Eram, pelo menos, três dias de atenções voltadas exclusivamente para um mesmo assunto. Isso quando as eleições eram apenas municipais. População menor e, portanto, número menor de eleitores, época em que pessoas analfabetas não votavam e militares só tinham esse direito a partir de determinada patente. A contagem dos votos, ou a “apuração”, como se dizia, se fazia manualmente, um a um, sob os olhos de um juiz e, sobretudo, dos representantes dos partidos, mais dispostos a questionar do que zagueiro de futebol diante da marcação de um pênalti. Enquanto isso, o pessoal montava plantão ao pé do rádio, mas se não podia de alguma forma desincumbir-se totalmente de algum afazer, deixa o aparelho ligado, altura do som elevada, a uma distância garantida para ouvir a sirene que servia de vinheta para anunciar que o resultado de mais uma urna estava concluído e iria ser divulgado.
A sirene era mesma para qualquer emissora de rádio. Ou melhor, era igual para a Rádio Difusora e a Rádio Tapuio, as únicas existentes na cidade de Mossoró, então. O que não era igual era a contabilização geral dos votos. Isso porque cada uma adiantava ou atrasava a divulgação relativa a determinada seção eleitoral, conforme a contagem até aquela urna apresentasse vantagem ou desvantagem, no geral, para os candidatos ligados a cada uma delas. Sabia-se, lógico, que ao final não haveria como fugir da decisão majoritária dos eleitores, mas era preciso manter a moral da tropa e mostrar, ou pelo menos parecer, que se estava vencendo até ali era considerado fundamental.
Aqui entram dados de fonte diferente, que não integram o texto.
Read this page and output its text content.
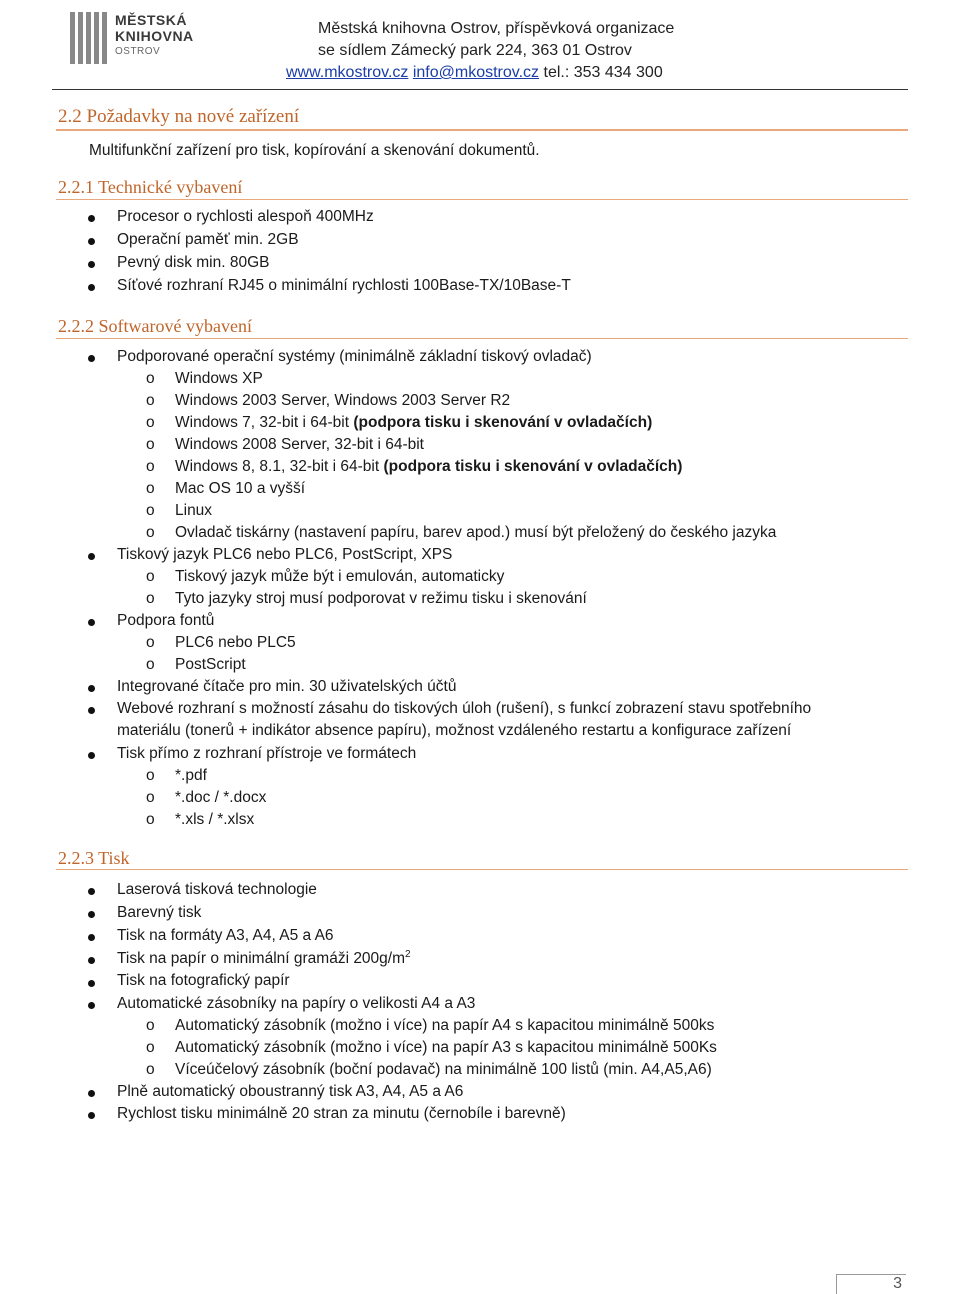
MĚSTSKÁ
KNIHOVNA
OSTROV
Městská knihovna Ostrov, příspěvková organizace
se sídlem Zámecký park 224, 363 01 Ostrov
www.mkostrov.cz info@mkostrov.cz tel.: 353 434 300
2.2 Požadavky na nové zařízení
Multifunkční zařízení pro tisk, kopírování a skenování dokumentů.
2.2.1 Technické vybavení
Procesor o rychlosti alespoň 400MHz
Operační paměť min. 2GB
Pevný disk min. 80GB
Síťové rozhraní RJ45 o minimální rychlosti 100Base-TX/10Base-T
2.2.2 Softwarové vybavení
Podporované operační systémy (minimálně základní tiskový ovladač)
o Windows XP
o Windows 2003 Server, Windows 2003 Server R2
o Windows 7, 32-bit i 64-bit (podpora tisku i skenování v ovladačích)
o Windows 2008 Server, 32-bit i 64-bit
o Windows 8, 8.1, 32-bit i 64-bit (podpora tisku i skenování v ovladačích)
o Mac OS 10 a vyšší
o Linux
o Ovladač tiskárny (nastavení papíru, barev apod.) musí být přeložený do českého jazyka
Tiskový jazyk PLC6 nebo PLC6, PostScript, XPS
o Tiskový jazyk může být i emulován, automaticky
o Tyto jazyky stroj musí podporovat v režimu tisku i skenování
Podpora fontů
o PLC6 nebo PLC5
o PostScript
Integrované čítače pro min. 30 uživatelských účtů
Webové rozhraní s možností zásahu do tiskových úloh (rušení), s funkcí zobrazení stavu spotřebního
materiálu (tonerů + indikátor absence papíru), možnost vzdáleného restartu a konfigurace zařízení
Tisk přímo z rozhraní přístroje ve formátech
o *.pdf
o *.doc / *.docx
o *.xls / *.xlsx
2.2.3 Tisk
Laserová tisková technologie
Barevný tisk
Tisk na formáty A3, A4, A5 a A6
Tisk na papír o minimální gramáži $200g/m^2$
Tisk na fotografický papír
Automatické zásobníky na papíry o velikosti A4 a A3
o Automatický zásobník (možno i více) na papír A4 s kapacitou minimálně 500ks
o Automatický zásobník (možno i více) na papír A3 s kapacitou minimálně 500Ks
o Víceúčelový zásobník (boční podavač) na minimálně 100 listů (min. A4,A5,A6)
Plně automatický oboustranný tisk A3, A4, A5 a A6
Rychlost tisku minimálně 20 stran za minutu (černobíle i barevně)
3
A contagem dos votos era o último momento de emocionante expectativa relativo àquela campanha, findo o qual restava a alegria passageira para os eleitores do partido bem-sucedido e para os derrotados a expectativa do próximo pleito eleitoral, não sem uma pontada de mágoa com a traição de alguém ou a lamentação de um fato a que se atribuía importância para a derrota.
Fatores que abreviaram a “apuração”, sobretudo a digitalização, eliminaram essa experiência que fazia parte do processo. Novas gerações não saberão o que ela significava para os apaixonados por eleições e por cada lado da disputa. A aceleração cardíaca ao apito da sirene, o primeiro voto apurado, na primeira urna aberta, o resultado na seção onde havia votado, o riso solto ao ouvir o número de votos de seu candidato, o dobro do adversário, em determinada seção, a decepção se o vitorioso era o adversário. Tudo substituído por uma informação curta e seca, de um indiferente computador.